Which is, of course, exactly the effect the Taliban intend: Pazira has interviewed senior Taliban officials on their ideas about women for a film. “They feel, sincerely, that women are weak creatures who need to be protected. Although they have been given rights by God, it’s the man who has to delegate those rights. Women are good as mothers and wives. They told me that the value of a woman is like a thousand rupee note that is very precious and they want to tuck it in their shirt and keep it underneath instead of putting it in a surface pocket.”
Makhmalbaf and Pazira were determined that there would be no violence in Kandahar, but the film is saturated in the results of violence; “even the games are violent”. One of the unnerving things Makhmalbaf has caught is how, in a country that allows almost no kind of relaxation, games and menace intertwine.
Girls are taught not to pick up dolls, as they might be landmines; plastic legs drift down from relief helicopters by parachute, men on crutches lurch towards them in a grim three-legged race. Pazira tells of an Afghan men’s game called buzkashi. It’s rather like polo — horseriders vie for a dead goat soaked in water — but with a particularly Afghan twist: you play as an individual, against everyone else.
It’s the individual plight that Kandahar highlights, not the political. Makhmalbaf has said that he wanted to make the film because “Afghanistan barely exists” to the rest of the world.

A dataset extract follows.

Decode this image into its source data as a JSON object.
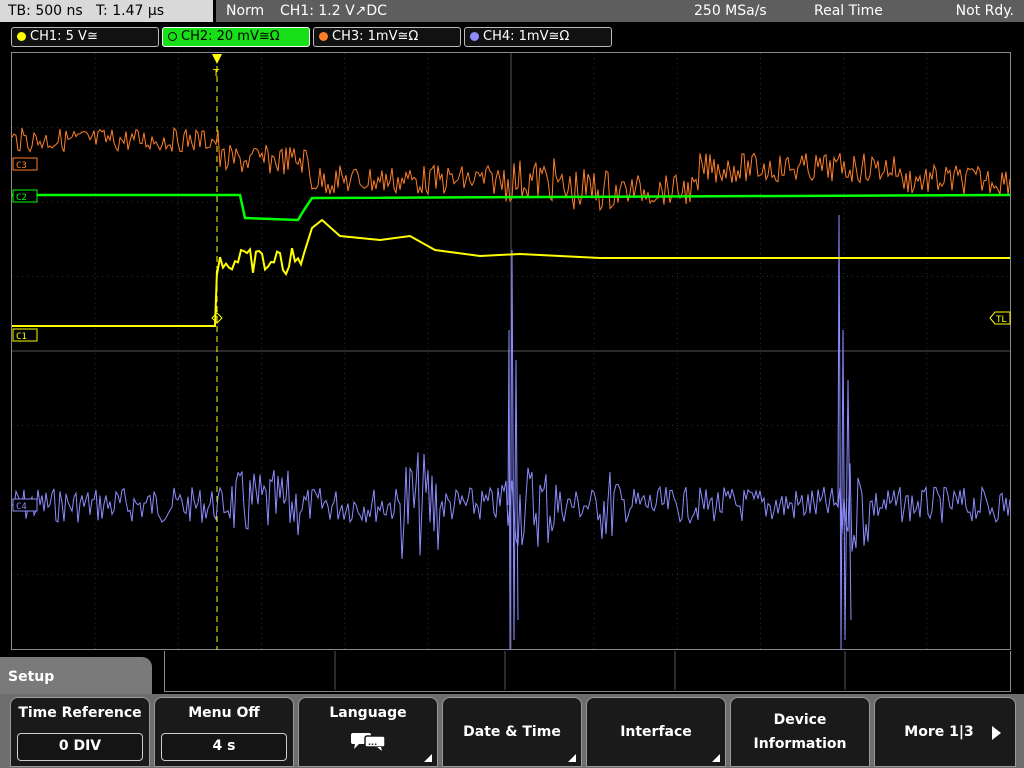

But that was before September 11. “I feel that the film has found a different meaning now,” says Pazira. “Now that the world has paid attention, the context in which Afghanistan should be understood is lacking.”
She is passionately against the bombing and believes that Pakistan and Saudi Arabia, which are fighting proxy wars in Afghanistan with India and Iran respectively, should simply have been asked to stop arming the Taliban.
A year ago she discovered that Dyana was still alive, but since then there has been silence. Pazira would like to get back to her master’s thesis (it’s on Afghan women refugees and how the dynamic between husband and wife changes when the man can no longer provide). But for now she feels she has an important role to play, explaining Afghanistan and making sure people take away from the film the humanitarian idea that Afghans are barred from basic cultural and economic advances, devastated and tired of war.